Ford previously told The Nevada Independent she was “infuriated” by the timing of the raises, given that they happened on the heels of Jara’s termination vote, when many of the same cabinet members walked out of the board meeting before business matters had been completed.

Jara said the board had been involved in discussions about the compensation increases for months. He described it as a “right-size” pay increase that would aid in recruitment and retention efforts, noting that it took eight months to hire a new chief communications officer and that all employee bargaining units received raises as well.

Even so, the executive pay increases ranged from 5 percent to 28 percent, in some cases placing them well above the 3 percent pay raises given to teachers this year. 

Jara said he knows teachers are “tired” and “frustrated” from the extra burdens placed on them during the pandemic. He cited use of federal funding to purchase better instructional materials as one attempt to lighten their workload. 

The district is "hurting just like everybody else in the nation," he said, when it comes to hiring. More than a quarter into the school year, the district still has more than 700 teaching vacancies, not to mention other difficult-to-fill but critical positions, such as bus drivers. Jara said the Teacher Recruitment and Retention Commission he formed last year meets again Wednesday.

As for employees’ concerns about not being heard or being afraid to speak up, Jara pointed to an anonymous reporting portal called EthicsPoint Incident Management System as a tool to gather more feedback, though he said its use so far has been low. 

The superintendent also defended his decision this year to implement principal improvement plans, which he described as supportive rather than punitive, during an already chaotic time in education. 

“Our kids can’t wait,” he said, echoing a sentiment he expressed even before the pandemic upended education delivery models.

Ultimately, accountability for student success falls at the door of the superintendent, and the COVID-19 pandemic certainly didn’t help Jara’s quest to dramatically improve academic outcomes. 

Statewide standardized test scores from the spring show a precipitous drop in Nevada students’ math and reading skills compared with the 2018-2019 school year. The Clark County School District operated in distance-education mode for much of the 2020-2021 school before gradually bringing back students in the spring.
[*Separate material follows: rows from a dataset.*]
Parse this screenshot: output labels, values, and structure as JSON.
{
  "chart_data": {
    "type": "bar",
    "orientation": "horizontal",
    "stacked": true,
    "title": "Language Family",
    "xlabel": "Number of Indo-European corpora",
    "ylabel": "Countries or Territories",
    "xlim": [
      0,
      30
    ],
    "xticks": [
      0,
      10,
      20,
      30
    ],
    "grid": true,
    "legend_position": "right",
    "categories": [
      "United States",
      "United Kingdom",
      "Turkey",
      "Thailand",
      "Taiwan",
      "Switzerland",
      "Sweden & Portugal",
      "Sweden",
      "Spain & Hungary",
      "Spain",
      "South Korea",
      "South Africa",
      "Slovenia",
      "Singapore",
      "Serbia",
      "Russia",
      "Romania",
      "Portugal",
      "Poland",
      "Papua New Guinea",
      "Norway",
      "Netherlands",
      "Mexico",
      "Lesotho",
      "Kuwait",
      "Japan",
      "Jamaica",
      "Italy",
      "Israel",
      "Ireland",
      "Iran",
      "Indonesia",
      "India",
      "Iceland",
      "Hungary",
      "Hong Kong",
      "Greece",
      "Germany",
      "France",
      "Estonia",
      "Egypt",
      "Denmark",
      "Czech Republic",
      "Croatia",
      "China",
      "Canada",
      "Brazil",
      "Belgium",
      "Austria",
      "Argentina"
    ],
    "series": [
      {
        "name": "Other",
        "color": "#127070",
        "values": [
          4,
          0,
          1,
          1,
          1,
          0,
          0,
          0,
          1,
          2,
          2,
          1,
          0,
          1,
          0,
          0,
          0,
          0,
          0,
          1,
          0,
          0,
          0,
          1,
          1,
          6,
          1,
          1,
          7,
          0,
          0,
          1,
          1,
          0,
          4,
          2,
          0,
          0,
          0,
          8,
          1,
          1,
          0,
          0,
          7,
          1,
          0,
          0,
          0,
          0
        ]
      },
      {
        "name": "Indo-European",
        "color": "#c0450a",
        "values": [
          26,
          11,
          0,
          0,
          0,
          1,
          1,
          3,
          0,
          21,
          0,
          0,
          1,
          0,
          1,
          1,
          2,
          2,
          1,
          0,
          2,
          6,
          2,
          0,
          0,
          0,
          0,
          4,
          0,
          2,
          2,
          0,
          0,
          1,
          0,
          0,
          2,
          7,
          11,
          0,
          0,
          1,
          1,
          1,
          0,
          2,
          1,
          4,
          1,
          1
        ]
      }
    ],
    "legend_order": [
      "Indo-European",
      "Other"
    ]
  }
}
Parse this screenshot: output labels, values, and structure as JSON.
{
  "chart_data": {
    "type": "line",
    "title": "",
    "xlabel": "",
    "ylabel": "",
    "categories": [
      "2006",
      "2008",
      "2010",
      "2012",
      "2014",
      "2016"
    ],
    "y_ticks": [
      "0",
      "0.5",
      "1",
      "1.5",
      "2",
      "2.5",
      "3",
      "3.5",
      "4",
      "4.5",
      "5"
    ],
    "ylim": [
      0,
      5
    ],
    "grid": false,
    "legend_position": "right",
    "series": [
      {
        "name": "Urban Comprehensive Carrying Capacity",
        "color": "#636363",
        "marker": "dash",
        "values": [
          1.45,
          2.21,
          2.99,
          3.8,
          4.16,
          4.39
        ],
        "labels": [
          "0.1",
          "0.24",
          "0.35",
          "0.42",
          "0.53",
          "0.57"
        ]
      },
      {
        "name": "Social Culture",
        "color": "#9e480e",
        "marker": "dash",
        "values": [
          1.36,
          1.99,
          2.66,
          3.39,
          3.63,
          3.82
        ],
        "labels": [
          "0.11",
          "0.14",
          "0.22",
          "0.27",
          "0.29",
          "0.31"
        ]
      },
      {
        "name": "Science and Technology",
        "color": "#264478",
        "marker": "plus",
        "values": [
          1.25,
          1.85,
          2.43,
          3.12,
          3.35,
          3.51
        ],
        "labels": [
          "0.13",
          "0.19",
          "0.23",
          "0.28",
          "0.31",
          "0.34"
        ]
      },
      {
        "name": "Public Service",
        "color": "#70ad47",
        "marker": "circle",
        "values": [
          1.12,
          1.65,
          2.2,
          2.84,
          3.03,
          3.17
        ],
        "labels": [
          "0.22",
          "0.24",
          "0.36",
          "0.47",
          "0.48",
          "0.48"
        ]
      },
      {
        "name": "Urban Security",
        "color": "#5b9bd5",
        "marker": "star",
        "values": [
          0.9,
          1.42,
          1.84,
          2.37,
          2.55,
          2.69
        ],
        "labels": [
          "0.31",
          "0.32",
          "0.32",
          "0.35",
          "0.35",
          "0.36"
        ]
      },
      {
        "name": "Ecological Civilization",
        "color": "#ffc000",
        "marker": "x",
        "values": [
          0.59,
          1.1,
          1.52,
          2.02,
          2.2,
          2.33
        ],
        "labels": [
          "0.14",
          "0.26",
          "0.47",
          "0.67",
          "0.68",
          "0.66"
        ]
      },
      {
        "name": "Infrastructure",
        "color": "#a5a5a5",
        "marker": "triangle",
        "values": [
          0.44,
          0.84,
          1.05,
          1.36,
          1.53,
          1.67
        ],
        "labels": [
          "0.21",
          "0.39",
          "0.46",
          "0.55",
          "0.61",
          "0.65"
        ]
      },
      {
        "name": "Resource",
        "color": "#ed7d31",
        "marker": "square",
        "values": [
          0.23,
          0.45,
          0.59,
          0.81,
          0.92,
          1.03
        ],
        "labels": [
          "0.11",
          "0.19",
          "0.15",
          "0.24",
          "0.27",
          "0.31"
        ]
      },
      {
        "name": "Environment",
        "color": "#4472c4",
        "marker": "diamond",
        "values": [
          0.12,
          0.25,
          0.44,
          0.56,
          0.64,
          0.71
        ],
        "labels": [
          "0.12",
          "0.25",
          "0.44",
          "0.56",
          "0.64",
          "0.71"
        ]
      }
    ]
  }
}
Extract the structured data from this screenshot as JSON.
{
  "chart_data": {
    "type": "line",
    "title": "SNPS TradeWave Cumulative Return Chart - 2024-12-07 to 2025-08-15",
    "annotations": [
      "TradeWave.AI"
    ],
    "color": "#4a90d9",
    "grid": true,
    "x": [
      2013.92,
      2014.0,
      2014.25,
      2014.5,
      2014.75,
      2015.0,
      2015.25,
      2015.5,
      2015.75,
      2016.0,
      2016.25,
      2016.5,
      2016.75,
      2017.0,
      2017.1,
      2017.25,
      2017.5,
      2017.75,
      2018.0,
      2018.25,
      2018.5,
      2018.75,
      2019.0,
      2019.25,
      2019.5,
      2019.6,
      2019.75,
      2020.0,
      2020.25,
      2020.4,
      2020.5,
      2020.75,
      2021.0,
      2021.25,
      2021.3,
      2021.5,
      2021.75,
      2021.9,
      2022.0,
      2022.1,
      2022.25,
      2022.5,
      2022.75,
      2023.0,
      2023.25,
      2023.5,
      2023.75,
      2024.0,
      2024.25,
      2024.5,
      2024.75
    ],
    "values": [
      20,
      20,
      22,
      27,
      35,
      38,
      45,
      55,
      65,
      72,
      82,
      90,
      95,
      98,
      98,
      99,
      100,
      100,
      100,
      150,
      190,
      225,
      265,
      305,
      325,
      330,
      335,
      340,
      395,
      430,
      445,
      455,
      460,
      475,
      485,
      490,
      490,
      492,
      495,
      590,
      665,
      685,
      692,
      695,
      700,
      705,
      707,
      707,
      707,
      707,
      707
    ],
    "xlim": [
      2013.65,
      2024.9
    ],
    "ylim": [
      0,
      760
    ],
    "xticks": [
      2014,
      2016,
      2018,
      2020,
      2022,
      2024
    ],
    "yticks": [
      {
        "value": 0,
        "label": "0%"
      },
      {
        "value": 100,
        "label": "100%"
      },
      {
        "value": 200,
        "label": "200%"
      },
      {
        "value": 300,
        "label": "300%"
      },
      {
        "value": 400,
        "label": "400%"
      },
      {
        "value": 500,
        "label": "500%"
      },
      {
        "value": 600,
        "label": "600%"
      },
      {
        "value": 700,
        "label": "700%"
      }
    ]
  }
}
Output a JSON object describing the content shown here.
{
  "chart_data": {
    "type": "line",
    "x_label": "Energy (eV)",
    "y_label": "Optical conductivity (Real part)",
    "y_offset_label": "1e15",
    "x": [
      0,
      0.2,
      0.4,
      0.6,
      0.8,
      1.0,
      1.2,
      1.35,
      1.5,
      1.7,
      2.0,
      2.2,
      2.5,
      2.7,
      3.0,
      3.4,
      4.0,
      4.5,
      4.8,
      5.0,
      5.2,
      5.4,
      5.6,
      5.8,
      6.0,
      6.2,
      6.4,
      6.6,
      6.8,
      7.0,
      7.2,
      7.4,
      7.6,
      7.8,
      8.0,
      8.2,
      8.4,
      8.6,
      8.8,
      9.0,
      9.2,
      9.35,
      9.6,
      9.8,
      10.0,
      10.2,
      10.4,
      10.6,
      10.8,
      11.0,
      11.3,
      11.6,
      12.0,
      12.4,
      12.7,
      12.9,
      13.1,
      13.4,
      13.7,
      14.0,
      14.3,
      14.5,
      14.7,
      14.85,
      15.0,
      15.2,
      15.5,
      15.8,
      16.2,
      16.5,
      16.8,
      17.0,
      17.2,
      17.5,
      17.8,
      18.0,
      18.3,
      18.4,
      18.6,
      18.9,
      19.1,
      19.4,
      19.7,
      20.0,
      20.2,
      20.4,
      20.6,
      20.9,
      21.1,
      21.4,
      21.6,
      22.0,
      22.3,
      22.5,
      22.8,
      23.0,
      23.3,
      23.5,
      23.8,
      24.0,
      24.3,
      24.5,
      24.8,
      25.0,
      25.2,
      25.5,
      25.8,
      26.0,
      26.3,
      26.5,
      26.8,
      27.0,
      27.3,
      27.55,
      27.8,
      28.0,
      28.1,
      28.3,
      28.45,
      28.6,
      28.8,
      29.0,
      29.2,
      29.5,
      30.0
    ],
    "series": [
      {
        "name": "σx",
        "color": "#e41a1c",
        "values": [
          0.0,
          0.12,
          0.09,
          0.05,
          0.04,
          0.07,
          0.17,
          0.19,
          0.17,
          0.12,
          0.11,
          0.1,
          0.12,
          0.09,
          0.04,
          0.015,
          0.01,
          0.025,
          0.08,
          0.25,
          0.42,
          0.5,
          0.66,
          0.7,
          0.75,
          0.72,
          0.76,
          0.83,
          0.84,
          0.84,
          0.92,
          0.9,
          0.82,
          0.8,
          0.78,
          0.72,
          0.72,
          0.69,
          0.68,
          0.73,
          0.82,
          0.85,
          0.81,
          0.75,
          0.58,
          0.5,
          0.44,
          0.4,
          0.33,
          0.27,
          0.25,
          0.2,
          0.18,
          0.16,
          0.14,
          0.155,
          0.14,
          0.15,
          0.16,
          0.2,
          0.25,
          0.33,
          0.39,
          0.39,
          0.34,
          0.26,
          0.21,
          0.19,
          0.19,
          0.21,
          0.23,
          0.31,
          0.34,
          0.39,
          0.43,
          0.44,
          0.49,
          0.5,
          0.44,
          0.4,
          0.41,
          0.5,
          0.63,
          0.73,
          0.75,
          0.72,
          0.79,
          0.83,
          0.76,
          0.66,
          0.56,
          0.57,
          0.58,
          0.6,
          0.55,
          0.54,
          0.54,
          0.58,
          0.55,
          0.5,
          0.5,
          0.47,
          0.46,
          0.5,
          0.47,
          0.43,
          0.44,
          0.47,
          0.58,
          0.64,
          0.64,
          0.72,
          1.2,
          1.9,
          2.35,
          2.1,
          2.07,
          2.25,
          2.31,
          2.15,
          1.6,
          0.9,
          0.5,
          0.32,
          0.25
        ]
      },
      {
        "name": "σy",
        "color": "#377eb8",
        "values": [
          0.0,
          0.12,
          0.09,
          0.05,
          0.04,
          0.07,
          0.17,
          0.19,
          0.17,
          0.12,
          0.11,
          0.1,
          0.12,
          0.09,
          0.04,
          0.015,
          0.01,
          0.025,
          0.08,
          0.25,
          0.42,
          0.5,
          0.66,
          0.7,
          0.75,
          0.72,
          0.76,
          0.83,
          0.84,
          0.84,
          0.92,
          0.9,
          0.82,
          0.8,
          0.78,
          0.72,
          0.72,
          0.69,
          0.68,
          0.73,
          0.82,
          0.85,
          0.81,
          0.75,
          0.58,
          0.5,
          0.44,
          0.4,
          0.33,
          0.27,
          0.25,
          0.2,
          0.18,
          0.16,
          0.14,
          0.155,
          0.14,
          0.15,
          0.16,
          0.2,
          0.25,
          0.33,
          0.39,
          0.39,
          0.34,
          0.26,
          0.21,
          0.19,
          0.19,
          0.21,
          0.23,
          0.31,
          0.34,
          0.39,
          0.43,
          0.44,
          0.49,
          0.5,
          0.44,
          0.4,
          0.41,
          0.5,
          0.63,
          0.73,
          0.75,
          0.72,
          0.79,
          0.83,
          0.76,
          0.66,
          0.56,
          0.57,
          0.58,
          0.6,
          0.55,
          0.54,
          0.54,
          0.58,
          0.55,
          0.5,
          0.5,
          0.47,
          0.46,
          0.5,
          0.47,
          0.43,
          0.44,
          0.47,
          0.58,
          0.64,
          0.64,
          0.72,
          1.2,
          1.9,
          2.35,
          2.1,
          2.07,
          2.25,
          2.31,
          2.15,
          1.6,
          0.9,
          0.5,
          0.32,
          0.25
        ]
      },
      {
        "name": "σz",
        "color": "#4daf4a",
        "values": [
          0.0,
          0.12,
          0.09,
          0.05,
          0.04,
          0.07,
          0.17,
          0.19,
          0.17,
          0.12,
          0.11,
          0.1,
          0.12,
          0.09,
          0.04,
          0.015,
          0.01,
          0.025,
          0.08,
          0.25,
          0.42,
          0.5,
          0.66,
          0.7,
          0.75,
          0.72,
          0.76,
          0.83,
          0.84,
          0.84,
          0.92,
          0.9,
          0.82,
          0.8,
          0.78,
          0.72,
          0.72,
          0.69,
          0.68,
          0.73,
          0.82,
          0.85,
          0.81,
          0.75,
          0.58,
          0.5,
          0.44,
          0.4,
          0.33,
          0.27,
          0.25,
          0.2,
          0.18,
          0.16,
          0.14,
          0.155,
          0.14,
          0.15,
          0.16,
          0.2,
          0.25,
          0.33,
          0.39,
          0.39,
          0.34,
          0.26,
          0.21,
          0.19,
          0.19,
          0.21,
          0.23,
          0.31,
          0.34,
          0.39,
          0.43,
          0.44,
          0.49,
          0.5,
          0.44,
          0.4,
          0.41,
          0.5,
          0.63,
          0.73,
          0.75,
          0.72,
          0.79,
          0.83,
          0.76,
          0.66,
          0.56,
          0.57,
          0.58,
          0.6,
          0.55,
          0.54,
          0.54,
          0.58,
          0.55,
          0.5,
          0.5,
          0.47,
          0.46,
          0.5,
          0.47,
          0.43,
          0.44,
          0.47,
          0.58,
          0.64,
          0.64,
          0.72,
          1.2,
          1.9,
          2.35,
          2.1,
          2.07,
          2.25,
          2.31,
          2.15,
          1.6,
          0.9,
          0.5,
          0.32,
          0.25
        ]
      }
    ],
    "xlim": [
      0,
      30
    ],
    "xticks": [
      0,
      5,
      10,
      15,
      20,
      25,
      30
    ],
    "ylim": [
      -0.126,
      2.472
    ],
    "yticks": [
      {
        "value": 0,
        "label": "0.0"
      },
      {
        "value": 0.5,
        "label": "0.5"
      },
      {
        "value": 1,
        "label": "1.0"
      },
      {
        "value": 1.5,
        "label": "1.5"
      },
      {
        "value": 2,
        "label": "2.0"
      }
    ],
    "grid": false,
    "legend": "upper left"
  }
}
Jara said the board will consider approving a multi-tiered systems of support (MTSS) policy, and the district will be launching a literacy plan, too. The board agenda item for the MTSS policy describes it as a “data-informed problem-solving process to ensure continuous school improvement by matching multiple tiers of instruction and intervention to meet the needs of every student.”

Jara, however, has encountered pushback for appearing to flout the state-mandated reorganization law known as AB469, which was supposed to give principals and school communities more decision-making autonomy in a bid to boost student achievement. The theory was that principals and school communities better know the needs of their students and what it will take to make them succeed. 

Critics say his top-down leadership style doesn’t mesh with that law. Jara contends the large district needs coherent curriculum, professional development and assessment practices, especially given the student transiency rate. About 19 percent of Clark County students do not finish the academic year in the same school where they started it.

“There some things that ... should be standardized,” he said. “I stand by them because the research calls for that.”

In the end, Jara’s legacy as superintendent may boil down to a question dividing trustees and community members alike: Is he a headstrong leader, incapable or unwilling to accept direction, or a disrupter fighting a system resistant to change? 

“I’m never going to apologize for my drive for our kids,” Jara said. “I want the parents in this community to know that I lost many nights of sleep because I felt like in some cases the system wasn’t doing enough.”